Two Pointers Questions at Deloitte: What to Expect
Prepare for Two Pointers interview questions at Deloitte — patterns, difficulty breakdown, and study tips.
Two Pointers is a core algorithmic pattern that appears in 6 out of 38 coding questions at Deloitte, making it one of the most frequently tested techniques. For roles in analytics, engineering, and consulting, Deloitte assesses a candidate’s ability to write efficient, clean solutions under time constraints. Mastering Two Pointers demonstrates you can optimize beyond brute-force approaches—a skill directly applicable to data processing, log analysis, and performance-sensitive client work. Ignoring this pattern risks failing a significant portion of their technical screen.
What to Expect — Types of Problems
Deloitte’s Two Pointers problems typically fall into three categories, often presented in a 60–90 minute coding assessment.
Sorted Array/Duplicate Problems: These involve a sorted input where you find pairs, remove duplicates, or merge sorted sequences. Expect questions like “Remove duplicates from sorted array” or “Two Sum on sorted data.” The sorted condition is your cue to consider Two Pointers.
Sliding Window (Fixed or Variable): Used for subarray or substring problems, such as finding the longest substring without repeating characters or a subarray with a sum equal to a target. These test your ability to maintain a window and adjust pointers dynamically.

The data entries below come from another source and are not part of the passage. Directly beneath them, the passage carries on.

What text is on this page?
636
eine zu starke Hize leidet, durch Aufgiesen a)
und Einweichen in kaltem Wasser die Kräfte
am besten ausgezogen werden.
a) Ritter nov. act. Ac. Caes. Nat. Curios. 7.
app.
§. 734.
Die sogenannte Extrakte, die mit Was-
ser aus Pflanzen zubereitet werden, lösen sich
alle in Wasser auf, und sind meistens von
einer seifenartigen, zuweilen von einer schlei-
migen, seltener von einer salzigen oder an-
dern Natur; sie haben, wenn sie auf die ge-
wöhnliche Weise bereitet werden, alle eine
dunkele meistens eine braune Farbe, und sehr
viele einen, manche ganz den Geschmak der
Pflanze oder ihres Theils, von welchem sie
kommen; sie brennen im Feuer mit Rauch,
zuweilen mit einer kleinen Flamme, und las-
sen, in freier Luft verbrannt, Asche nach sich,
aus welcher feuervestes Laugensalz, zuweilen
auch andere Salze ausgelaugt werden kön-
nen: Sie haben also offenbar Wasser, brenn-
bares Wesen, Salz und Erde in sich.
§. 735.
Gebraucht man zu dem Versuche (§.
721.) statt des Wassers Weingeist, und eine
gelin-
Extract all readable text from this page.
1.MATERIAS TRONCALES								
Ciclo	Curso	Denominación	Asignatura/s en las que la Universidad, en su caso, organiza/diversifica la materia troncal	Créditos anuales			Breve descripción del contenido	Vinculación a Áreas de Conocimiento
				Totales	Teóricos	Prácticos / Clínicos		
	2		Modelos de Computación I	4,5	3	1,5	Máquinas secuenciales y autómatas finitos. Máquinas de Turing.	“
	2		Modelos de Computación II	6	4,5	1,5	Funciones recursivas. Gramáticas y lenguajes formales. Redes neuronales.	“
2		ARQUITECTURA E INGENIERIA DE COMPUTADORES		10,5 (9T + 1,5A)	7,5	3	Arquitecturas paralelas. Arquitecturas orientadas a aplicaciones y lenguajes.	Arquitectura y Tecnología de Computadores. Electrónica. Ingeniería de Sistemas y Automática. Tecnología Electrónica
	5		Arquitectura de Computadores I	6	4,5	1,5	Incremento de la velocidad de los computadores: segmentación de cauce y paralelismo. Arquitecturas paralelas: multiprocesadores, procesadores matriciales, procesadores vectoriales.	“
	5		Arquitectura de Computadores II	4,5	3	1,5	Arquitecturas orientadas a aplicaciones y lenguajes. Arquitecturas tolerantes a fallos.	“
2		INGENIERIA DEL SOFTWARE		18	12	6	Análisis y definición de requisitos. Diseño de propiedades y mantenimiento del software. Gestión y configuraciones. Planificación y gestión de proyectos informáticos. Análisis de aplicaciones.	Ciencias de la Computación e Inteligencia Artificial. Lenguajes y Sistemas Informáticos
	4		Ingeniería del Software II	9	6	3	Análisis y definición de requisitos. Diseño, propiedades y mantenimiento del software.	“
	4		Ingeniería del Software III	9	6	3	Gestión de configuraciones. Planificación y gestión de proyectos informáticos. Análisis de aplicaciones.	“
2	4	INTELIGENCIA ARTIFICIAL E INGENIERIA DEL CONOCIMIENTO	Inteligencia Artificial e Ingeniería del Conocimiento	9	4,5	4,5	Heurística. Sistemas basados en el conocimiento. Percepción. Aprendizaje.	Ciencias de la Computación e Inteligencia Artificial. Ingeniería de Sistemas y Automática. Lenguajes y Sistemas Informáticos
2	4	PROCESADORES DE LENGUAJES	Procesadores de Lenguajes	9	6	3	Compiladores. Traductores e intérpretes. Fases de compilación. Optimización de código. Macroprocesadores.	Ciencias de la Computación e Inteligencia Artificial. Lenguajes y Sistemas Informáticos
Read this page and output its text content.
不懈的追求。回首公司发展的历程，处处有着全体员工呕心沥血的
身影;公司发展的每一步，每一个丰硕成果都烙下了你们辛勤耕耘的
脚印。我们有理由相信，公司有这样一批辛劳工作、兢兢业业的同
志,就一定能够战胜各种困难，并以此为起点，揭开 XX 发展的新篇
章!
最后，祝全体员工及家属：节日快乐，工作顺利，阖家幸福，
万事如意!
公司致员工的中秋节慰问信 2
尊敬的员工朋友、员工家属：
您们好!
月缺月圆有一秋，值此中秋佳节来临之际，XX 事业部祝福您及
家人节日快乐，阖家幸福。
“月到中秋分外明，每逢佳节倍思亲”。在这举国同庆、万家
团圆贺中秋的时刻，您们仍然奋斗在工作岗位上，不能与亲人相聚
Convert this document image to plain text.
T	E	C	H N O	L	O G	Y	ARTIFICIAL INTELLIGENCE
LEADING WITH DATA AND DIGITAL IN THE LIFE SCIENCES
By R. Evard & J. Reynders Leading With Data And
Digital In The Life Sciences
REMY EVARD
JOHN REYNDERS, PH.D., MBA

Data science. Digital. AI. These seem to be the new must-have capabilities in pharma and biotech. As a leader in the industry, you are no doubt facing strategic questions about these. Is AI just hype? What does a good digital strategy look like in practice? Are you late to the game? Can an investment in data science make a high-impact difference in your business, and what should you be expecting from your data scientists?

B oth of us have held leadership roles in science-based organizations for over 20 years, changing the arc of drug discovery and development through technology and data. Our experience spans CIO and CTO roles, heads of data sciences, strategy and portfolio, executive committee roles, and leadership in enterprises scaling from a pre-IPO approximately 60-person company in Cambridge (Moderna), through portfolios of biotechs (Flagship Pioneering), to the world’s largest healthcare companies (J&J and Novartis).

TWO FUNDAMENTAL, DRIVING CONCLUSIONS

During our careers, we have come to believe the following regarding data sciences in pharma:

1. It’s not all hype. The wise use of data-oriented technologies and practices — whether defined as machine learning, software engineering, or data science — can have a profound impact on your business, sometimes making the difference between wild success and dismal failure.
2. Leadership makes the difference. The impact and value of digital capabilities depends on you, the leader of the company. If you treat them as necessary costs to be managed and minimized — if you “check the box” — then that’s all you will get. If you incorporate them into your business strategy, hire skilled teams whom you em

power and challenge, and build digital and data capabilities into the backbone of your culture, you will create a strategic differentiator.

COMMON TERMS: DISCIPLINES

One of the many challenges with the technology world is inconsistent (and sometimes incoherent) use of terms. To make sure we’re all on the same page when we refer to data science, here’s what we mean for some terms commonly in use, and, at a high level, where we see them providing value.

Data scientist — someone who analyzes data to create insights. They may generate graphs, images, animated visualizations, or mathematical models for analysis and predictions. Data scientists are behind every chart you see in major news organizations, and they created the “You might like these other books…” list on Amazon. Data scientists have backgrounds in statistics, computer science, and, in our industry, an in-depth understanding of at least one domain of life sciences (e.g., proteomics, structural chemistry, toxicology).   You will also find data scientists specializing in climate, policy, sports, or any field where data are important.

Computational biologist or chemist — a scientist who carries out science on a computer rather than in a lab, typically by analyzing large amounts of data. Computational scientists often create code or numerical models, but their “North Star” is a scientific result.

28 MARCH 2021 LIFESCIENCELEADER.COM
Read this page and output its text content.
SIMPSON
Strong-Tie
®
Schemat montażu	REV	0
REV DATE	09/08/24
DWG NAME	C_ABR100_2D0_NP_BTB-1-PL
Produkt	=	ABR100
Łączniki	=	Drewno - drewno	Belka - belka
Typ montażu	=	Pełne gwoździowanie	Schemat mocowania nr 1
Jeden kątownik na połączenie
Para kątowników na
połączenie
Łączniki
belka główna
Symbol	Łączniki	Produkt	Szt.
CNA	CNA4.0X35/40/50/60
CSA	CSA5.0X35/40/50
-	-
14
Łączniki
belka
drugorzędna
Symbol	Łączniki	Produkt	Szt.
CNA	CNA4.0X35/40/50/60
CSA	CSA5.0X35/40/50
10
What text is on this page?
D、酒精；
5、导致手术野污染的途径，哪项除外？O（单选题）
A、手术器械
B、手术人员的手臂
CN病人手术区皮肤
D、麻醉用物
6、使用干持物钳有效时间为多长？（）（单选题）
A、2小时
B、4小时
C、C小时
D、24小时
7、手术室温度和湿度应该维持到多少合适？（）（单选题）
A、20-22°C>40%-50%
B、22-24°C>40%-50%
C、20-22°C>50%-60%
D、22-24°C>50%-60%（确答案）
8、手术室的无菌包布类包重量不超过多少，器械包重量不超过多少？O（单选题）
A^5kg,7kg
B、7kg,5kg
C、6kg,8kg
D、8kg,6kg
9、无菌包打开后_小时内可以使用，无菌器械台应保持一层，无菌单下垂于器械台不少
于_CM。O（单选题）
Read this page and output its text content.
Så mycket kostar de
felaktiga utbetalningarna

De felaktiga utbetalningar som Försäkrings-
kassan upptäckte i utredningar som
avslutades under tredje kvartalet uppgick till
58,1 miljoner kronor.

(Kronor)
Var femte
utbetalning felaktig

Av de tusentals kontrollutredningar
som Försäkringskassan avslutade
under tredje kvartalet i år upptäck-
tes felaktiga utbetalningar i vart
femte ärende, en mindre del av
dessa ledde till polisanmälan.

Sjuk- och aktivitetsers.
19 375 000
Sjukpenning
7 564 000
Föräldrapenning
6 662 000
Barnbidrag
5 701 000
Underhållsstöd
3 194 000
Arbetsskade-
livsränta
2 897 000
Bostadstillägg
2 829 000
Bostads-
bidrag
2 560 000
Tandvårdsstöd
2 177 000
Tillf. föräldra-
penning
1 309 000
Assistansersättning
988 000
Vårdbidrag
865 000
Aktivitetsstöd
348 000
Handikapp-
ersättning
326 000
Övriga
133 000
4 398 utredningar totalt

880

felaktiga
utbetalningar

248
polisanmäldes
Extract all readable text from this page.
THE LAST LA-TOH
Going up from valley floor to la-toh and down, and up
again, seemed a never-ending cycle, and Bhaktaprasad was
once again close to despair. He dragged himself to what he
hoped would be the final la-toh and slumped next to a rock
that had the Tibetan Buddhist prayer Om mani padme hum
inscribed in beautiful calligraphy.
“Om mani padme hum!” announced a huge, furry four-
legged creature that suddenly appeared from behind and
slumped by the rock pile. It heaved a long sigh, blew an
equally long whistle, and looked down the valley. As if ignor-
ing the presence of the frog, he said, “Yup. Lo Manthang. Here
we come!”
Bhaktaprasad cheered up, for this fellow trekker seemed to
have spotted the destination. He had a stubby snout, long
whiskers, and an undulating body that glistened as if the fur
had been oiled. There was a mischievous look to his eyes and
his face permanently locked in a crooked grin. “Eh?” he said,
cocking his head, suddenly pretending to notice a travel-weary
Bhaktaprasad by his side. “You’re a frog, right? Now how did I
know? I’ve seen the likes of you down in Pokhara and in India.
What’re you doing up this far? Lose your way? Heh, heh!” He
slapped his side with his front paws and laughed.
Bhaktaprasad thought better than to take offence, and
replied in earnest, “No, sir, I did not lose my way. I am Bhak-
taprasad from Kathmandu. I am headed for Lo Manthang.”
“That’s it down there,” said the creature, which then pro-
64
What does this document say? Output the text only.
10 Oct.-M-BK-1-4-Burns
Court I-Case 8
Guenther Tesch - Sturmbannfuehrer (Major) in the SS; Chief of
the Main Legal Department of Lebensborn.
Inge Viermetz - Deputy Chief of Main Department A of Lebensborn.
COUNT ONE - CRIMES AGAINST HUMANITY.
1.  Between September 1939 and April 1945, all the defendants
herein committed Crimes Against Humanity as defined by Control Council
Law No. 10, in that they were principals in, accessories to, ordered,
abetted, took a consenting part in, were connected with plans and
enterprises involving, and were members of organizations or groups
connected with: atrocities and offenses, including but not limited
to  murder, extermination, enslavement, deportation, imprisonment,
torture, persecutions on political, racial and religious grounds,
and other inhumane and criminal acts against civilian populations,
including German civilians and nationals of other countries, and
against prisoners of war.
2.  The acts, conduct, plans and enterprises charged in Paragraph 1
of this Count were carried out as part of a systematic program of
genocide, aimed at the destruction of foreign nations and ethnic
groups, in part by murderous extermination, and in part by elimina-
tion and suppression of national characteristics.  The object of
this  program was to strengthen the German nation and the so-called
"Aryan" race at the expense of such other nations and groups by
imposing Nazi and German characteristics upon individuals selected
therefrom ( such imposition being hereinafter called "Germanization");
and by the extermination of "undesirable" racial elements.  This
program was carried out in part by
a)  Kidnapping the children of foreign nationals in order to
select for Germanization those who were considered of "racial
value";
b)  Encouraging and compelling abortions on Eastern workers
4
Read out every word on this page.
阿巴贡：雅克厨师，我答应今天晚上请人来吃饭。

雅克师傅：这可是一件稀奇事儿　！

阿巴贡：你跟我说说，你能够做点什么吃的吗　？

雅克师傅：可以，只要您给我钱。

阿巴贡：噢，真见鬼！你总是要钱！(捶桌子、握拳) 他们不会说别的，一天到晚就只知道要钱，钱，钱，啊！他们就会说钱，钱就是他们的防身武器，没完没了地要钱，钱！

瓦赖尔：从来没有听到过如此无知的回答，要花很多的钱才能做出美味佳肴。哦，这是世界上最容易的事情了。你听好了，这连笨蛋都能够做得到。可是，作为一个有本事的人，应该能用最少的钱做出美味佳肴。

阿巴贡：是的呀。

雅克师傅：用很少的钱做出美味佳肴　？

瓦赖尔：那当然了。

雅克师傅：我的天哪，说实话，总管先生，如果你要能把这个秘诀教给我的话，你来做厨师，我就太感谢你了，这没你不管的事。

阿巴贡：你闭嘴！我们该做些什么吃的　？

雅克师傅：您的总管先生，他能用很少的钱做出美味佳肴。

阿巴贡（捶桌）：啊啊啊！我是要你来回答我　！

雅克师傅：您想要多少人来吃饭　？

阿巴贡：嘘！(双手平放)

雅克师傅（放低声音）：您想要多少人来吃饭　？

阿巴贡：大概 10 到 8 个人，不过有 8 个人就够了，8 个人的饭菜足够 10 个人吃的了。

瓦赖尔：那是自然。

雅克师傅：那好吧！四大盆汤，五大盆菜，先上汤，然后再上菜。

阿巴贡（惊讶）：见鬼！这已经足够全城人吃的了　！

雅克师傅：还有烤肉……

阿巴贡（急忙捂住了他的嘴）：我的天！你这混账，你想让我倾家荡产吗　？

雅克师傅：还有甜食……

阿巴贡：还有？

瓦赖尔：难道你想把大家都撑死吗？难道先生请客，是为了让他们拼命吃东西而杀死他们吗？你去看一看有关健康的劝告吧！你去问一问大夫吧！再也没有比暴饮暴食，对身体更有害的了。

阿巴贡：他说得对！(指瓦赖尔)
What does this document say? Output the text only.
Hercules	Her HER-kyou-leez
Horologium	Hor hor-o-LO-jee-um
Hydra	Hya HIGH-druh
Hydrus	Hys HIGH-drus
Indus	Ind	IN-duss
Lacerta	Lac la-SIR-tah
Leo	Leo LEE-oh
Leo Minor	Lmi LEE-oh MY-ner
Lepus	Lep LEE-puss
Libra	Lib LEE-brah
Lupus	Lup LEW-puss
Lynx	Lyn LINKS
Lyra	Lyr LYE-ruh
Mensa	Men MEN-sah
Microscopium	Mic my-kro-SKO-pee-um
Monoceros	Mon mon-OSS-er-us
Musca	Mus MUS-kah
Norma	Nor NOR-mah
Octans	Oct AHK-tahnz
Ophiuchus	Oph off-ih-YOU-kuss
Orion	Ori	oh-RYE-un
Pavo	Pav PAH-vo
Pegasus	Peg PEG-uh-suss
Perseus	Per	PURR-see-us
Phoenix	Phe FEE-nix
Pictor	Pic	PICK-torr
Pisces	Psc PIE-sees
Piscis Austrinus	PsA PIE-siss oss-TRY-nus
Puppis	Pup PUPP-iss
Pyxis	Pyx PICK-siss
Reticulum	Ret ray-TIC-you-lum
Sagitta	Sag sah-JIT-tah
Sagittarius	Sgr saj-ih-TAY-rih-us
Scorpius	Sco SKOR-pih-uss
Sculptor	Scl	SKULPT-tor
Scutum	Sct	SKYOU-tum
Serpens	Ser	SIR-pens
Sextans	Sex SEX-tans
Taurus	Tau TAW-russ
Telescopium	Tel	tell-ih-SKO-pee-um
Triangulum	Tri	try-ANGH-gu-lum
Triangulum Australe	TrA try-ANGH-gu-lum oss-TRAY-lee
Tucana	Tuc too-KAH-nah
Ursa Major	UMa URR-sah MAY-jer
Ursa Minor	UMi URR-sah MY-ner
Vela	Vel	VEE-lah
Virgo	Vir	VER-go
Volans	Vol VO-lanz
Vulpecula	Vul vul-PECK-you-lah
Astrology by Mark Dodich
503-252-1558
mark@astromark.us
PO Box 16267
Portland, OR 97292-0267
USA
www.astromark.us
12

Opposite-End Pointers: Common in problems like “Container With Most Water” or “Valid Palindrome,” where you place pointers at the start and end and move them inward based on a condition. This tests logical reasoning and handling edge cases.
Problems are often framed in business contexts—e.g., “merge sorted client records” or “find overlapping meeting times”—but reduce to standard patterns.
How to Prepare — Study Tips with One Code Example
Focus on pattern recognition, not memorization. Start by identifying the problem type: if it involves sorted data, pairs, or subarrays, Two Pointers is likely applicable. Practice writing the pointer movement logic from scratch. Always analyze time complexity—optimal solutions are usually O(n).
A key pattern is the “opposite-end pointers” for finding a pair in a sorted array that meets a target sum. Below is the implementation in three languages.
def two_sum_sorted(numbers, target):
left, right = 0, len(numbers) - 1
while left < right:
current_sum = numbers[left] + numbers[right]
if current_sum == target:
return [left, right]
elif current_sum < target:
left += 1
else:
right -= 1
return [-1, -1]
Recommended Practice Order
Build competency progressively:
- Basic Operations: Start with “Remove Duplicates from Sorted Array” and “Valid Palindrome” to internalize pointer movement.
- Two-Sum Variations: Practice the sorted two-sum pattern (as shown above) and its variants.
- Sliding Window: Tackle fixed-size windows first (e.g., “Maximum Average Subarray”), then move to variable windows (“Longest Substring Without Repeating Characters”).
- Opposite-End Complex Problems: Solve “Container With Most Water” and “Trapping Rain Water” to handle non-trivial pointer updates.
- Deloitte-Specific Practice: Finally, work on problems tagged for Deloitte to acclimate to their problem framing and constraints.
Time yourself to simulate assessment conditions. Write clean, commented code—readability matters.